The evidence for miRNAs as biomarkers in lung carcinoma BMs is scant. miR-let-7a is correlated with radiosensitivity of BMs, miR-330-3p influences the ability of lung cancer cells to metastasize, miR-375 is correlated with the incidence and prognosis of BMs, and miR-1207-5p inhibition promotes higher BBB permeability [27,28,29,30]. These miRNAs may represent predictive biomarkers.
Breast cancer
Fifteen to 25% of patients with metastatic breast cancer develop BM. Figueira, et al. reported that miR-802-5p and miR-195-5p were downregulated, while miR-92a-1-5p, miR-205-5p, and miR-181a-1-3p were upregulated in both tissue sample and plasma of breast cancer BM patients [31]. miRNA expression profiling of primary breast cancers and BM identified miR-199a-5p as downregulated in BM [32].
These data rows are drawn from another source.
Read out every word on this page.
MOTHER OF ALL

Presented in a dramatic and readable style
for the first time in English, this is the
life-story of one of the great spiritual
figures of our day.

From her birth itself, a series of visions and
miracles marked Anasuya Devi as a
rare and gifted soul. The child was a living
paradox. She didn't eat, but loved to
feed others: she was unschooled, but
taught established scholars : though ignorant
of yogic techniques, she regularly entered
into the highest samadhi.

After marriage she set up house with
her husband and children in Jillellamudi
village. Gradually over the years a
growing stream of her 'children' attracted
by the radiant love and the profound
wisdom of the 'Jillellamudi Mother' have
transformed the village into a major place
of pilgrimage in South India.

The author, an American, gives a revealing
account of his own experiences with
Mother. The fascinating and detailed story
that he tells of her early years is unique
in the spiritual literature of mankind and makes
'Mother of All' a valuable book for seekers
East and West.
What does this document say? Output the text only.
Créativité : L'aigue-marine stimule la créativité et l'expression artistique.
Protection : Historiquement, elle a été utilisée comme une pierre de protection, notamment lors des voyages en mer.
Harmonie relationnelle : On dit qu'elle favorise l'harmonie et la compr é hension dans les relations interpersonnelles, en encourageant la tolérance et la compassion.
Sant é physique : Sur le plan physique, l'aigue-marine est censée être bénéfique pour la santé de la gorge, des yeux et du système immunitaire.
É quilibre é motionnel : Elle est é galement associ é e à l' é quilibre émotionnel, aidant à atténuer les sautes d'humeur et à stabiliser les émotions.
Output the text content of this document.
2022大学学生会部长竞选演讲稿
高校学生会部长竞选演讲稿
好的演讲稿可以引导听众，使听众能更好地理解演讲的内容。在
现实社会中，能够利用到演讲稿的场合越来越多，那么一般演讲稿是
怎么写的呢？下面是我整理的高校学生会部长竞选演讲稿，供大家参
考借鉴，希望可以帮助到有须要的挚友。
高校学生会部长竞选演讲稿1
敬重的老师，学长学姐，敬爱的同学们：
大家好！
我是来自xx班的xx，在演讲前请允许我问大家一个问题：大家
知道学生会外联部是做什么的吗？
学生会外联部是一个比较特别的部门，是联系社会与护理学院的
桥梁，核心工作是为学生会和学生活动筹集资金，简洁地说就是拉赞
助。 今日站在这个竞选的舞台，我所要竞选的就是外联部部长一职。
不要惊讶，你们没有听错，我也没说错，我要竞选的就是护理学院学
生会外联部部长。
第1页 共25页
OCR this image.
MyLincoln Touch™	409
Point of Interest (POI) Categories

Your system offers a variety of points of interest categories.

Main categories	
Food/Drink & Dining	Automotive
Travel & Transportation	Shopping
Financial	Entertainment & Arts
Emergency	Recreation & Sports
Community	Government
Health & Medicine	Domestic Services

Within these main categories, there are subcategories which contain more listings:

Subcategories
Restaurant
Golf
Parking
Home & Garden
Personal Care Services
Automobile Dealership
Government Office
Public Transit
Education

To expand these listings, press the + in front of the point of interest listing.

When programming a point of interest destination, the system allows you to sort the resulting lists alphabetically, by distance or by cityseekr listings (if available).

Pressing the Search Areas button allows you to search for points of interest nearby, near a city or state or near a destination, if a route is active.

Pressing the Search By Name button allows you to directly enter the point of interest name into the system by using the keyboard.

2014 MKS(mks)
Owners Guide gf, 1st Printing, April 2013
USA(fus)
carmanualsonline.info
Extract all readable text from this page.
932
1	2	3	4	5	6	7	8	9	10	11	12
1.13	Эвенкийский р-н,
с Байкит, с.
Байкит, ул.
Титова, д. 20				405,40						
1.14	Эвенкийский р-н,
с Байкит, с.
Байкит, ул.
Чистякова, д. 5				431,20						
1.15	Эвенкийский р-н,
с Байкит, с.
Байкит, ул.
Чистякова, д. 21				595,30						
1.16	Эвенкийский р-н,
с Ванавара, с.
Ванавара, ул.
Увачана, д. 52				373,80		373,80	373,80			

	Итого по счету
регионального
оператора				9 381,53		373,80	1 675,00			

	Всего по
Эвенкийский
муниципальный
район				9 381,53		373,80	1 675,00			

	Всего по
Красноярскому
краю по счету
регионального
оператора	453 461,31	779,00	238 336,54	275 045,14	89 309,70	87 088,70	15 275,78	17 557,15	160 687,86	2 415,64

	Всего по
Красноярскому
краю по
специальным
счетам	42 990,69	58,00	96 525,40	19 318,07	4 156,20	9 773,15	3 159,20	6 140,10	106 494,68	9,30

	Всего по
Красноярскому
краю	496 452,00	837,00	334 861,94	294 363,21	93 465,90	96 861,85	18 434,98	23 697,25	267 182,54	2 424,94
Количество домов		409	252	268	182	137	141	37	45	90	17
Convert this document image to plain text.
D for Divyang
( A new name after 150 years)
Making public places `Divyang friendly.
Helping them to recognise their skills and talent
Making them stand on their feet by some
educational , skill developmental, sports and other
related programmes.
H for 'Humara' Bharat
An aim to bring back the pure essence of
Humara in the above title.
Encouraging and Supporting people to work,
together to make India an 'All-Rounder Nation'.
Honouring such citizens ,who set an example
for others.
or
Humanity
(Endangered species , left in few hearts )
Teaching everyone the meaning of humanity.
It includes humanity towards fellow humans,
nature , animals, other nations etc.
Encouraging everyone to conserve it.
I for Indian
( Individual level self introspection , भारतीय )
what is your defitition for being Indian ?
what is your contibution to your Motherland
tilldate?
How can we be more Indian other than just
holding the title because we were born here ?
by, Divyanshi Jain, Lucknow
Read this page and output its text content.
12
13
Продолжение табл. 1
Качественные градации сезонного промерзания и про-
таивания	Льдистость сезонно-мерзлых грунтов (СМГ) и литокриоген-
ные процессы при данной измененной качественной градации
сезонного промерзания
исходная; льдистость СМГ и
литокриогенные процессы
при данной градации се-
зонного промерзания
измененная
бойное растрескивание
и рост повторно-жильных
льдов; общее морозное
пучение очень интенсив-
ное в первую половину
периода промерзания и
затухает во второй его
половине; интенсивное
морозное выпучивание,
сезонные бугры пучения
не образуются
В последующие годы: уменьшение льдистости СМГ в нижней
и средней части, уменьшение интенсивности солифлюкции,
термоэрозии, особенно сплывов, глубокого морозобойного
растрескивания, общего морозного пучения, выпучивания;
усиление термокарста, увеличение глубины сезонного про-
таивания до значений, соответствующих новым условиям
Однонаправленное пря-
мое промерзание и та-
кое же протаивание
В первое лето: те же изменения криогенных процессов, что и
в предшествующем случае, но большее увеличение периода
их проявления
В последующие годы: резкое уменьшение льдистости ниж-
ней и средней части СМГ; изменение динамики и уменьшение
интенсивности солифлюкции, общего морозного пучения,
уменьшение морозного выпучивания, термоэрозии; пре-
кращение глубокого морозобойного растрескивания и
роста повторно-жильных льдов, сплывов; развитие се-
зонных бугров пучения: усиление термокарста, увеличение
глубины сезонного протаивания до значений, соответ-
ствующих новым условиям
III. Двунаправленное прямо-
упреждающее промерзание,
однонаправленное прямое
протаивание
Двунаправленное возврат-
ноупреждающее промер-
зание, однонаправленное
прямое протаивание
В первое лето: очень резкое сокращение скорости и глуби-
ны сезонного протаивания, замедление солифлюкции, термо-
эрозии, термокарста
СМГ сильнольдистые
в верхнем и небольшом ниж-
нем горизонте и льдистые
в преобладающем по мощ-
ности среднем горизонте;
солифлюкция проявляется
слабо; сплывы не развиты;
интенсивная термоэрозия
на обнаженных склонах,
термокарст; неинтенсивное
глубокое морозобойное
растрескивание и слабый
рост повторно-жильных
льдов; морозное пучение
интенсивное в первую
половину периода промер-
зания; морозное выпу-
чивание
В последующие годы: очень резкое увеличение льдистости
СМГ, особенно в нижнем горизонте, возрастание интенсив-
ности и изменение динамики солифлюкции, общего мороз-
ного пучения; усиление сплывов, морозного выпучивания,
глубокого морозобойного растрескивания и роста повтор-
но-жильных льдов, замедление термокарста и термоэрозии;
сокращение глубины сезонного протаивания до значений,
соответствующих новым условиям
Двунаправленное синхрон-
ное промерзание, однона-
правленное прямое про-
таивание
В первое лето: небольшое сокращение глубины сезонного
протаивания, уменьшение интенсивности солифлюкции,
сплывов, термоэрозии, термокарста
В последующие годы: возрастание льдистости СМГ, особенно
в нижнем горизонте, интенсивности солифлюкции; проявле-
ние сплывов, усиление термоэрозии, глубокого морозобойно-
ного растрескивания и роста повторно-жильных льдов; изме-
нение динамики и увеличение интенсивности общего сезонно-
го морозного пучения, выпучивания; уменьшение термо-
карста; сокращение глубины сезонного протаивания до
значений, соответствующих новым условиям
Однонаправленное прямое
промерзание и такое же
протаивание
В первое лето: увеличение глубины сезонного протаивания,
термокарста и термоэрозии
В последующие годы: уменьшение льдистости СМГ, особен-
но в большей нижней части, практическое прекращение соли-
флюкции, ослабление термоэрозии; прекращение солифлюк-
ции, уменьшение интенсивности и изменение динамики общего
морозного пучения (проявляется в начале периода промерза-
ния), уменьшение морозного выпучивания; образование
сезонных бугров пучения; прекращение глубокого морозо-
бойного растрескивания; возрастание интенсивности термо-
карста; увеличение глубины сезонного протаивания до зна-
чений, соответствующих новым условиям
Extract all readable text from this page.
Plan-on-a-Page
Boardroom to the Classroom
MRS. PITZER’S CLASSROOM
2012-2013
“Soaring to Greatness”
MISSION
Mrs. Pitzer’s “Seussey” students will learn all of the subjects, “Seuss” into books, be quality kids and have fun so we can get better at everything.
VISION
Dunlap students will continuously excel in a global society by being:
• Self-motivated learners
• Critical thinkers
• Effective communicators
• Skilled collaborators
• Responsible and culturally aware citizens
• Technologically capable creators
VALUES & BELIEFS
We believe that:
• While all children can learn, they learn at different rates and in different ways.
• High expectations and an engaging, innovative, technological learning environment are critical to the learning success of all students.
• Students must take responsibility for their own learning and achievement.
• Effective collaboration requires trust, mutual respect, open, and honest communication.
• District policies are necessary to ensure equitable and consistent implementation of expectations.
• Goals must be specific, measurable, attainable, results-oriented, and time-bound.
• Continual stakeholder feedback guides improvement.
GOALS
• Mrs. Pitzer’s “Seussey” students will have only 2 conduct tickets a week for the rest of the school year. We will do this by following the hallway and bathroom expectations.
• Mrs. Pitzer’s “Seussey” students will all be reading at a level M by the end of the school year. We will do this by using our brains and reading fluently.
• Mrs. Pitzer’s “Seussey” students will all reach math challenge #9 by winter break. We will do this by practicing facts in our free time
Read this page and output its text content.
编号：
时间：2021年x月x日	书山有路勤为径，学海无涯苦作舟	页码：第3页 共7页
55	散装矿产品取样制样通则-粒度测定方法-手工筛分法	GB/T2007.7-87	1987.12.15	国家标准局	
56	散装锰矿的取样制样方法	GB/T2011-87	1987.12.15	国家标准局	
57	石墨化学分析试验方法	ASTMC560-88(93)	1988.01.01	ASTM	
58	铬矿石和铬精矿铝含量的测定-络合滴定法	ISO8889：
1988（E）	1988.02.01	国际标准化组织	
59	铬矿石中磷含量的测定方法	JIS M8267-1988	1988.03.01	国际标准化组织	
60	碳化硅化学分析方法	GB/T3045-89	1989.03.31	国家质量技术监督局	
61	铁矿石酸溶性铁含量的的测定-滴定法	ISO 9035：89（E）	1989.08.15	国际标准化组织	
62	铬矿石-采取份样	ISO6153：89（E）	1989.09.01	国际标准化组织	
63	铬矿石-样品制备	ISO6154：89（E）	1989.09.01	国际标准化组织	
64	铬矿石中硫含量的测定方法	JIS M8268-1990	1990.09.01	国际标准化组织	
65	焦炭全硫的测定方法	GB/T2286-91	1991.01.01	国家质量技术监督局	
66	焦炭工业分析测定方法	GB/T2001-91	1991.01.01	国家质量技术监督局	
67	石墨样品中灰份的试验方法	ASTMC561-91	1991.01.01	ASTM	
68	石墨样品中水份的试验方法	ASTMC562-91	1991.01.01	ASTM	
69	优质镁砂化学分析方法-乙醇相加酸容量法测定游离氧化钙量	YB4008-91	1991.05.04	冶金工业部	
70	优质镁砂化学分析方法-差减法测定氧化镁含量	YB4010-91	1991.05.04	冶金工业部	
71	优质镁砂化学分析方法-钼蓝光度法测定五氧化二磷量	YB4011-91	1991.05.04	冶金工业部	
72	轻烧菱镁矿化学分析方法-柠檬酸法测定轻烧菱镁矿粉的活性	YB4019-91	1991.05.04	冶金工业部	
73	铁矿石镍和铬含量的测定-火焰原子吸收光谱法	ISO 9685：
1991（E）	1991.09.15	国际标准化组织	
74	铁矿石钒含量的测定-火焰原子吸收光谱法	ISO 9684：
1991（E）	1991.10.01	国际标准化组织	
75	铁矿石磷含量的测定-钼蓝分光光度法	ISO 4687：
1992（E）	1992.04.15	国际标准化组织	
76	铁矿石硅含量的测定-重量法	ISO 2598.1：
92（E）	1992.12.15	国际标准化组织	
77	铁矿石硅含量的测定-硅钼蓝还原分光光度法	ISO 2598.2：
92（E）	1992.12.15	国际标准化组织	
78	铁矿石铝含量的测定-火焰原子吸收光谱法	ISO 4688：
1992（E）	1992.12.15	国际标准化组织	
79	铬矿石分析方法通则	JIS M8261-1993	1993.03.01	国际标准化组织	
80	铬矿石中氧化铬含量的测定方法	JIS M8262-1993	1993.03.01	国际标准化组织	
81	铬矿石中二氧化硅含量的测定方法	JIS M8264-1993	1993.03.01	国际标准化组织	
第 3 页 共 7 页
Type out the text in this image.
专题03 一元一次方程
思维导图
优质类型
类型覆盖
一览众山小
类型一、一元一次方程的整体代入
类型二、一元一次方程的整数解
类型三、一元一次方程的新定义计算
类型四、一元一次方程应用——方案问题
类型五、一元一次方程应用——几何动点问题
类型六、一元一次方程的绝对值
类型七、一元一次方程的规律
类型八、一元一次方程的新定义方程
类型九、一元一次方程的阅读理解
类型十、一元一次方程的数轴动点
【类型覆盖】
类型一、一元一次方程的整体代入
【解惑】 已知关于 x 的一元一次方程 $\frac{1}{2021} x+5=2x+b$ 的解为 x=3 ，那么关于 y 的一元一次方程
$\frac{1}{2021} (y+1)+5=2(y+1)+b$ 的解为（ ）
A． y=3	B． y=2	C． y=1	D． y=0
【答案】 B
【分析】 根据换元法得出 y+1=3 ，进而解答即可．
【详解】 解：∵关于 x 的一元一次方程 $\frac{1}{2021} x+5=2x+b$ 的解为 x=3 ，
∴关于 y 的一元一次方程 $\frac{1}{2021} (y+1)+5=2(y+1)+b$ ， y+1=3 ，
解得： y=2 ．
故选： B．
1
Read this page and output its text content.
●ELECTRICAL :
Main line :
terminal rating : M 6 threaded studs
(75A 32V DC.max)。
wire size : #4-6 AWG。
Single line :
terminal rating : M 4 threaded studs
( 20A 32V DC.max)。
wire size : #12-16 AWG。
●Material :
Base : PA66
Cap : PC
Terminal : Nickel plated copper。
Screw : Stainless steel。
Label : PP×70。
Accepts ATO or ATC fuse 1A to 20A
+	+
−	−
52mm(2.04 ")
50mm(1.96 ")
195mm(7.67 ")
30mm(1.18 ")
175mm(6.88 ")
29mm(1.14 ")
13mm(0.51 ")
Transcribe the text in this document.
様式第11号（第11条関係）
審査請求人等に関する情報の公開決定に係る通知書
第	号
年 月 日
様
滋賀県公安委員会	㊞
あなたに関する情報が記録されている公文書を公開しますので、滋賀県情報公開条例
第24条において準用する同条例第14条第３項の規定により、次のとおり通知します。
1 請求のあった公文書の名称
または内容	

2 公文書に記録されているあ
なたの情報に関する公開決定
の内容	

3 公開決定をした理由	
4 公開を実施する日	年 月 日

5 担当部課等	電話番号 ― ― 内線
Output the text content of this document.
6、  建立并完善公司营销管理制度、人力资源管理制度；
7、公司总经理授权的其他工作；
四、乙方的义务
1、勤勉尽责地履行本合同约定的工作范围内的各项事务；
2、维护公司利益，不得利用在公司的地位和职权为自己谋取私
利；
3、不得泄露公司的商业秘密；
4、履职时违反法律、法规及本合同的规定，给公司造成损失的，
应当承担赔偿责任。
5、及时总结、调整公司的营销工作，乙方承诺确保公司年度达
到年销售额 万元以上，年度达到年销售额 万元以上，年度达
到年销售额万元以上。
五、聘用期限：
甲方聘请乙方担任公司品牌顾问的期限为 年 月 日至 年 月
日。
Downregulation of the following miRNAs was associated with the development of breast cancer BM: miR-7, miR-146a, miR-509, miR-211 [2]. In terms of BBB dysfunction, miR-181c promotes BBB destruction and miR-503 modifies the BBB microenvironment allowing cancer cells to pass [33, 34]. Additionally, miR-122 primes the BBB microenvironment as a premetastatic niche to support metastatic growth [35].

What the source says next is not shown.